Je demande souvent à mes clients d’évoquer une ou deux personnes qu’ils admirent vraiment. C’est un point de départ possible pour faire surgir leurs valeurs.

Mais jusqu’à il y a peu, j’avais du mal à répondre moi-même à cette question. L’idée d’admiration était chargée pour moi d’un fumet d’humilité, voire d’infériorité, qui me déplaisait. Etant naturellement sous l’emprise de mon saboteur, mes instants de clairvoyance m’avaient toujours menée à combattre l’auto-flagellation, et il me semblait que l’admiration l’avait pour corollaire. De plus, mon père m’avait fait cadeau de cette maxime de Montaigne qui veut que « sur le plus beau trône du monde, on n’est jamais assis que sur son cul », et pour être sûre de n’être en aucune circonstance trop impressionnée, je me la suis répétée à chaque examen oral, chaque entretien d’embauche, chaque démarche professionnelle ou personnelle un peu impressionnante.

Le chemin a été long pour être capable d’admirer, du fond de mon âme, sans retenue. Sans m’en sentir diminuée. En m’en sentant même grandie. Car la grandeur d’autrui, quand elle est accueillie avec générosité (c’est cela, je crois qu’il faut être généreux pour admirer), a un impact sur l’admirateur : il s’en sent meilleur lui-même, comme s’il recevait un peu de la grandeur de l’autre. Et je crois qu’il en reçoit. Admirer, par une sorte d’alchimie mystérieuse, nous rend un peu semblable à l’objet de notre admiration. Donc vive l’admiration !

Mais qui et comment admirer ? Il ne s’agit évidemment pas de le décréter, et à chacun ses admirations.

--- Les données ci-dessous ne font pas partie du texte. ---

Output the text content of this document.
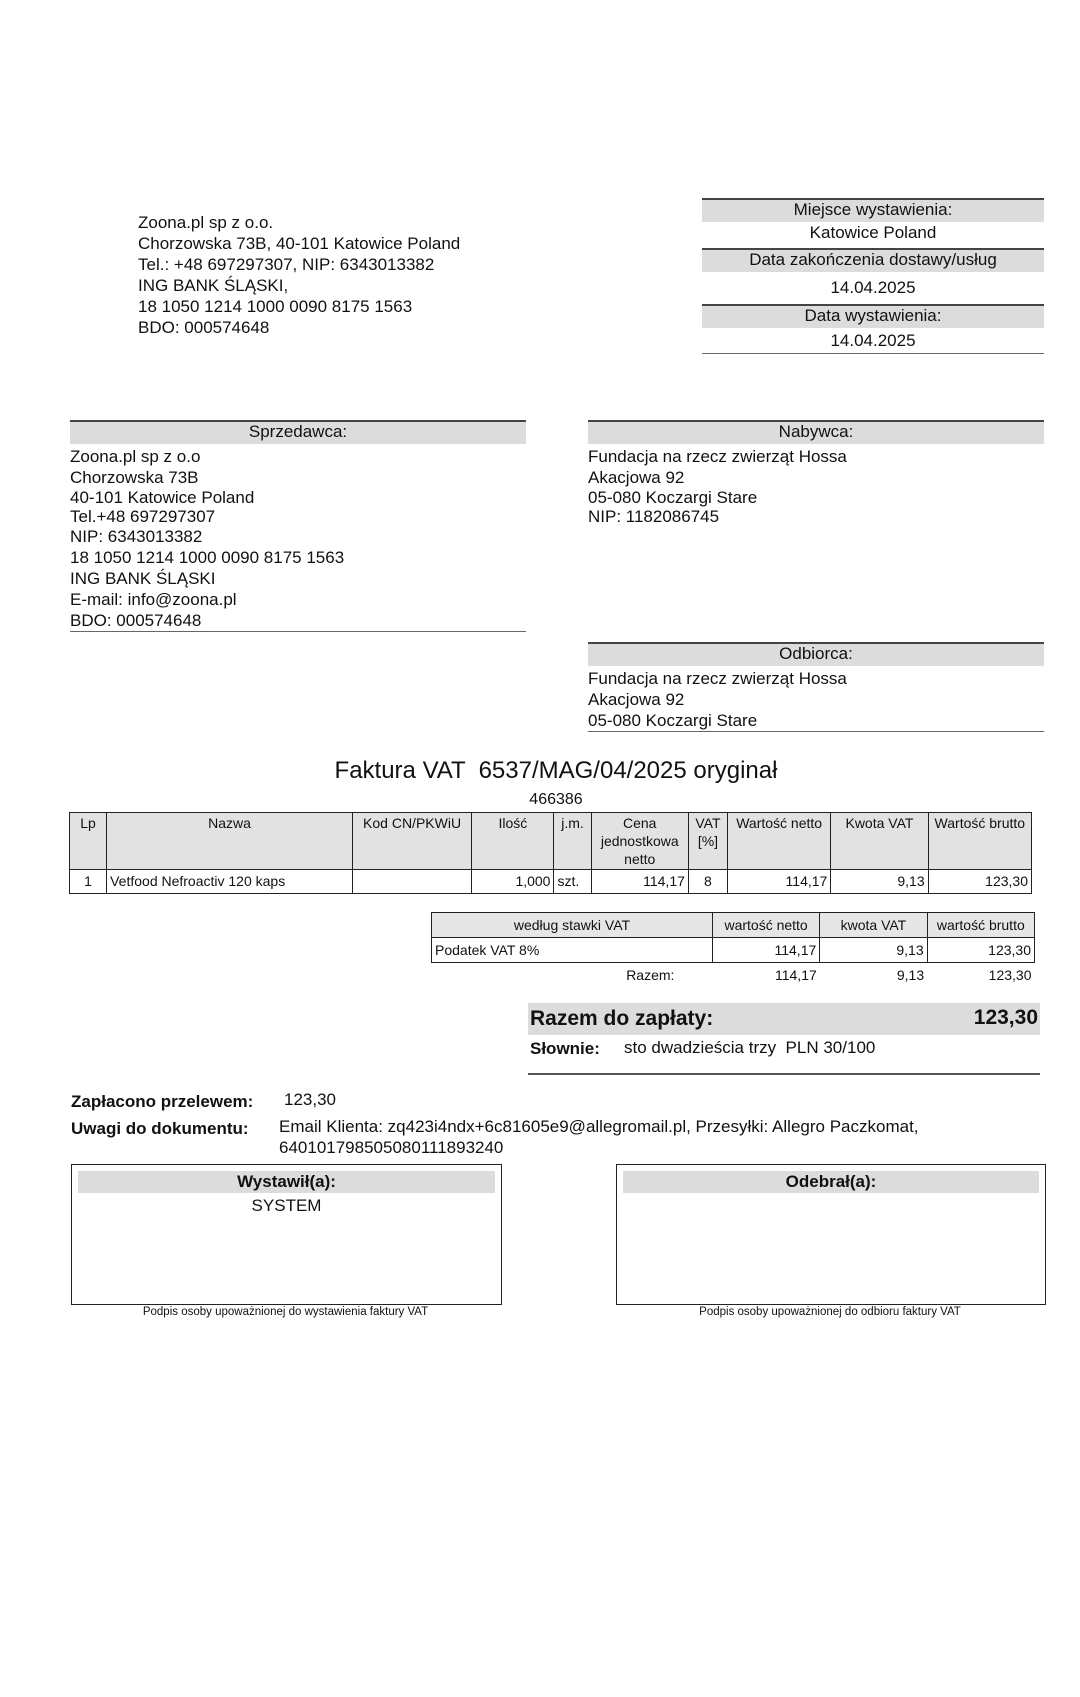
Zoona.pl sp z o.o.
Chorzowska 73B, 40-101 Katowice Poland
Tel.: +48 697297307, NIP: 6343013382
ING BANK ŚLĄSKI,
18 1050 1214 1000 0090 8175 1563
BDO: 000574648
Miejsce wystawienia:
Katowice Poland
Data zakończenia dostawy/usług
14.04.2025
Data wystawienia:
14.04.2025
Sprzedawca:
Zoona.pl sp z o.o
Chorzowska 73B
40-101 Katowice Poland
Tel.+48 697297307
NIP: 6343013382
18 1050 1214 1000 0090 8175 1563
ING BANK ŚLĄSKI
E-mail: info@zoona.pl
BDO: 000574648
Nabywca:
Fundacja na rzecz zwierząt Hossa
Akacjowa 92
05-080 Koczargi Stare
NIP: 1182086745
Odbiorca:
Fundacja na rzecz zwierząt Hossa
Akacjowa 92
05-080 Koczargi Stare
Faktura VAT  6537/MAG/04/2025 oryginał
466386
Lp	Nazwa	Kod CN/PKWiU	Ilość	j.m.	Cena jednostkowa netto	VAT [%]	Wartość netto	Kwota VAT	Wartość brutto
1	Vetfood Nefroactiv 120 kaps		1,000	szt.	114,17	8	114,17	9,13	123,30
według stawki VAT	wartość netto	kwota VAT	wartość brutto
Podatek VAT 8%	114,17	9,13	123,30
Razem:	114,17	9,13	123,30
Razem do zapłaty:	123,30
Słownie: sto dwadzieścia trzy  PLN 30/100
Zapłacono przelewem: 123,30
Uwagi do dokumentu: Email Klienta: zq423i4ndx+6c81605e9@allegromail.pl, Przesyłki: Allegro Paczkomat,
640101798505080111893240
Wystawił(a):
SYSTEM
Podpis osoby upoważnionej do wystawienia faktury VAT
Odebrał(a):
Podpis osoby upoważnionej do odbioru faktury VAT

En ces temps de deuil planétaire pour la disparition de Nelson Mandela, il semble évident qu’une telle figure de courage et de vision mérite notre admiration. Je sais que cet homme est extraordinaire, au sens le plus profond. Mais je ne le ressens pas. Je peux l’expliquer à mes enfants, m’en convaincre intellectuellement, mais ne connaissant pas son pays et n’étant pas personnellement touchée par cet horrible apartheid qu’il a permis de voir disparaître, je lui confère un statut d’icône, avec le respect, l’amour mais aussi la distance que cela implique. Il est trop loin, peut-être aussi trop haut, pour que sa grandeur ait un impact sur moi. J’ai besoin d’admirer des gens dont je peux sentir les actes. Pour moi (et en aucun cas je n’en fais une généralité), pour que l’admiration aille au-delà de la simple reconnaissance, qu’elle s’installe en moi, qu’elle me fasse du bien, pour que je la sente au creux du ventre et qu’elle me charge d’énergie, il me faut la vivre.

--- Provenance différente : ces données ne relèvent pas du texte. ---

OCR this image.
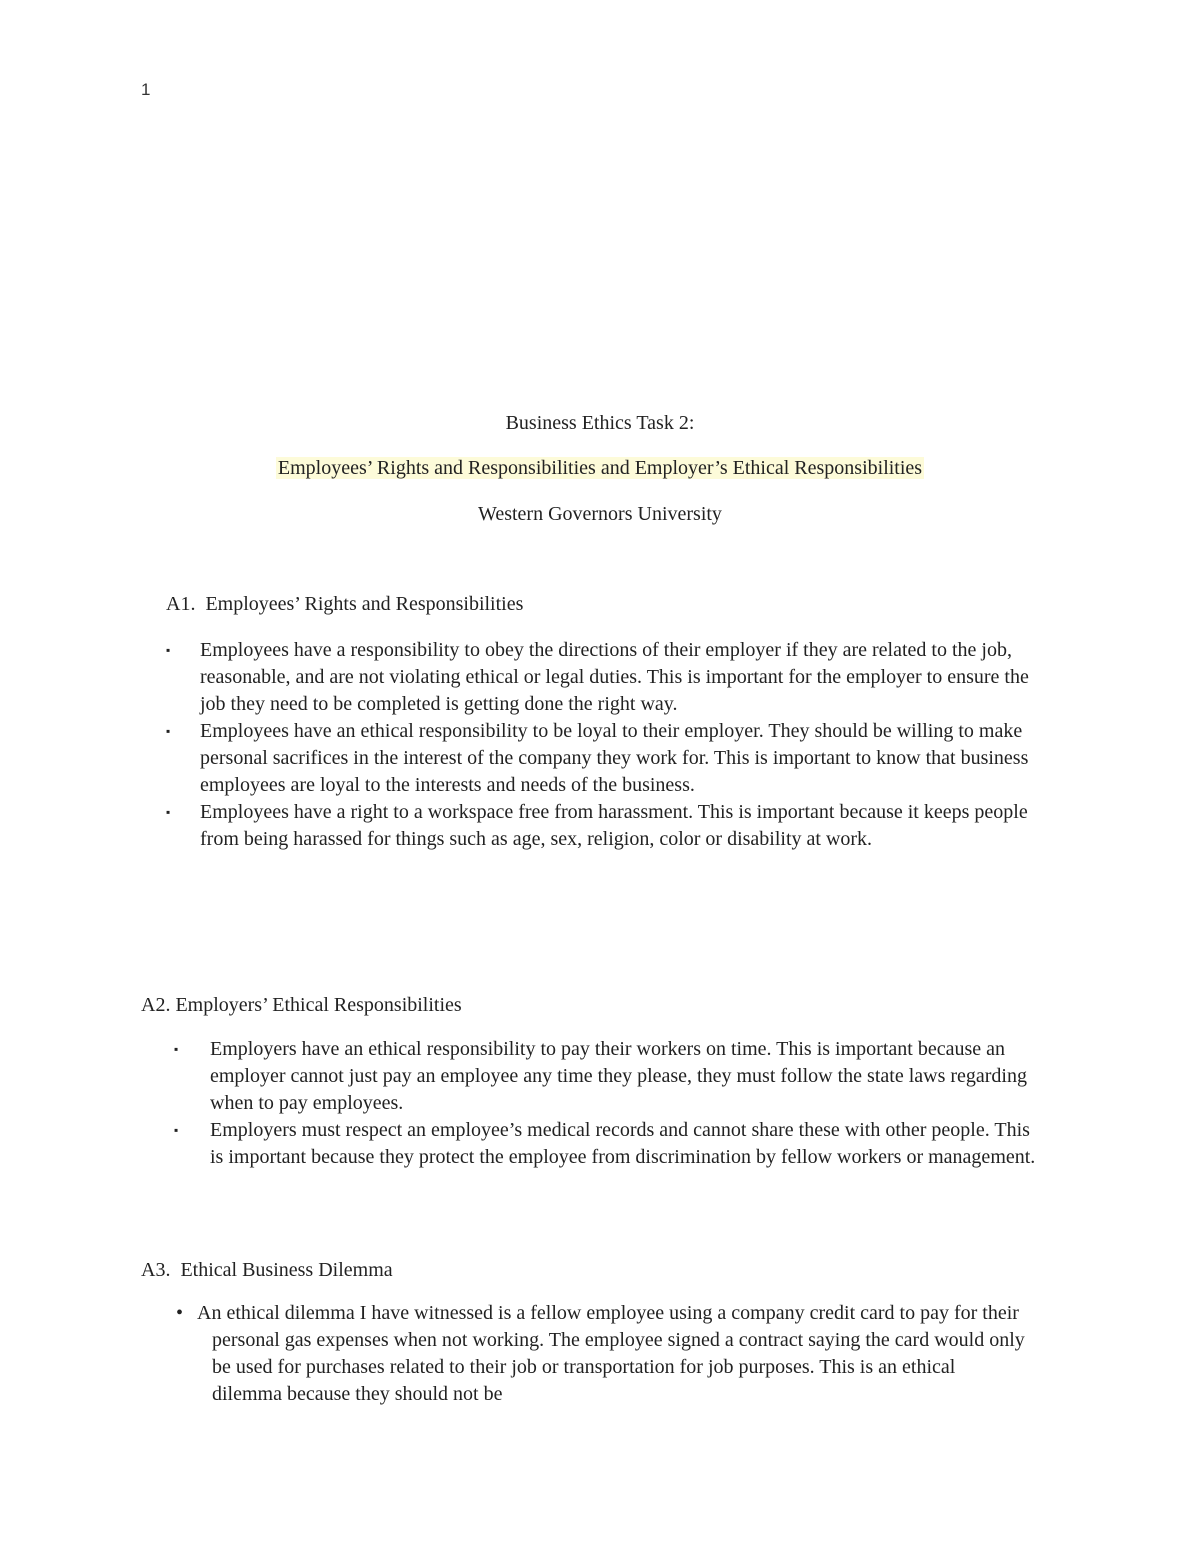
1
Business Ethics Task 2:
Employees’ Rights and Responsibilities and Employer’s Ethical Responsibilities
Western Governors University
A1.  Employees’ Rights and Responsibilities
▪ Employees have a responsibility to obey the directions of their employer if they are related to the job, reasonable, and are not violating ethical or legal duties. This is important for the employer to ensure the job they need to be completed is getting done the right way.
▪ Employees have an ethical responsibility to be loyal to their employer. They should be willing to make personal sacrifices in the interest of the company they work for. This is important to know that business employees are loyal to the interests and needs of the business.
▪ Employees have a right to a workspace free from harassment. This is important because it keeps people from being harassed for things such as age, sex, religion, color or disability at work.
A2. Employers’ Ethical Responsibilities
▪ Employers have an ethical responsibility to pay their workers on time. This is important because an employer cannot just pay an employee any time they please, they must follow the state laws regarding when to pay employees.
▪ Employers must respect an employee’s medical records and cannot share these with other people. This is important because they protect the employee from discrimination by fellow workers or management.
A3.  Ethical Business Dilemma
• An ethical dilemma I have witnessed is a fellow employee using a company credit card to pay for their personal gas expenses when not working. The employee signed a contract saying the card would only be used for purchases related to their job or transportation for job purposes. This is an ethical dilemma because they should not be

J’en faisais encore l’expérience récemment :

Une foule attend, dans le noir, l’arrivée de quelqu’un. Quelques bruits de pas, des ombres qui s’agitent, et une énergie dense s’installe, jusqu’à l’explosion de joie à l’apparition de celui que tout le monde attend. Enfouie dans cette foule, j’ai ressenti de tout mon corps cette excitation, cette joie, et j’ai profondément admiré la personne capable de faire naître une telle émotion chez des milliers de gens, ce jour là comme tous les autres, et sans doute où qu’il aille dans le monde.

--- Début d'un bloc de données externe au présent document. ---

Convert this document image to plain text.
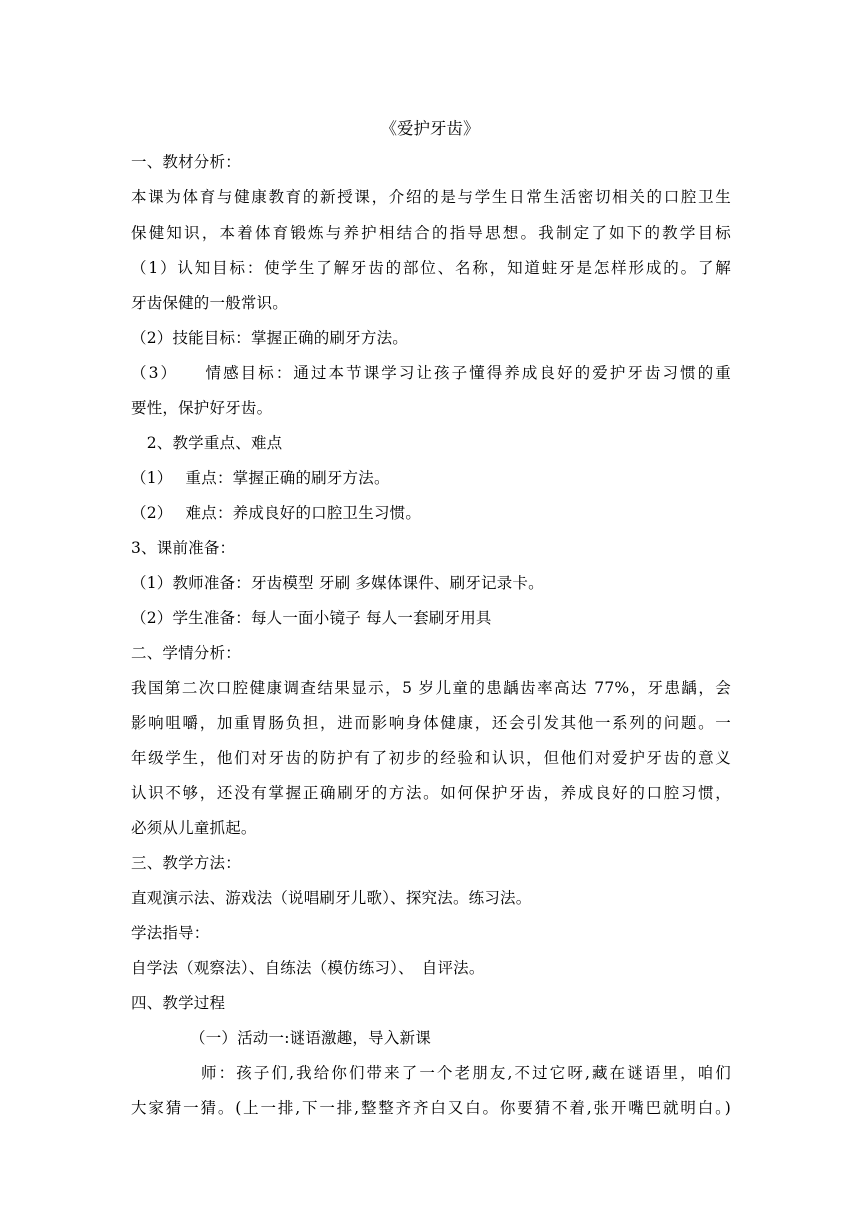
《爱护牙齿》
一、教材分析：
本课为体育与健康教育的新授课，介绍的是与学生日常生活密切相关的口腔卫生
保健知识，本着体育锻炼与养护相结合的指导思想。我制定了如下的教学目标
（1）认知目标：使学生了解牙齿的部位、名称，知道蛀牙是怎样形成的。了解
牙齿保健的一般常识。
（2）技能目标：掌握正确的刷牙方法。
（3）　　情感目标：通过本节课学习让孩子懂得养成良好的爱护牙齿习惯的重
要性，保护好牙齿。
　2、教学重点、难点
（1）　 重点：掌握正确的刷牙方法。
（2）　 难点：养成良好的口腔卫生习惯。
3、课前准备：
（1）教师准备：牙齿模型 牙刷 多媒体课件、刷牙记录卡。
（2）学生准备：每人一面小镜子 每人一套刷牙用具
二、学情分析：
我国第二次口腔健康调查结果显示，5 岁儿童的患龋齿率高达 77%，牙患龋，会
影响咀嚼，加重胃肠负担，进而影响身体健康，还会引发其他一系列的问题。一
年级学生，他们对牙齿的防护有了初步的经验和认识，但他们对爱护牙齿的意义
认识不够，还没有掌握正确刷牙的方法。如何保护牙齿，养成良好的口腔习惯，
必须从儿童抓起。
三、教学方法：
直观演示法、游戏法（说唱刷牙儿歌）、探究法。练习法。
学法指导：
自学法（观察法）、自练法（模仿练习）、　自评法。
四、教学过程
（一）活动一:谜语激趣，导入新课
师：孩子们,我给你们带来了一个老朋友,不过它呀,藏在谜语里，咱们
大家猜一猜。(上一排,下一排,整整齐齐白又白。你要猜不着,张开嘴巴就明白。)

Il y a le talent bien sûr, et je ne sais pas s’il faut l’admirer ou s’il est là presque par hasard, saupoudré par le destin.

Mais il y a aussi la volonté d’en faire quelque chose de grand, le travail acharné, le professionnalisme extrême, la rigueur, la fidélité, l’élégance, la générosité, l’humilité de ce grand homme tout petit, assis à son piano, virtuose modeste et tranquille, en totale communion avec ses musiciens.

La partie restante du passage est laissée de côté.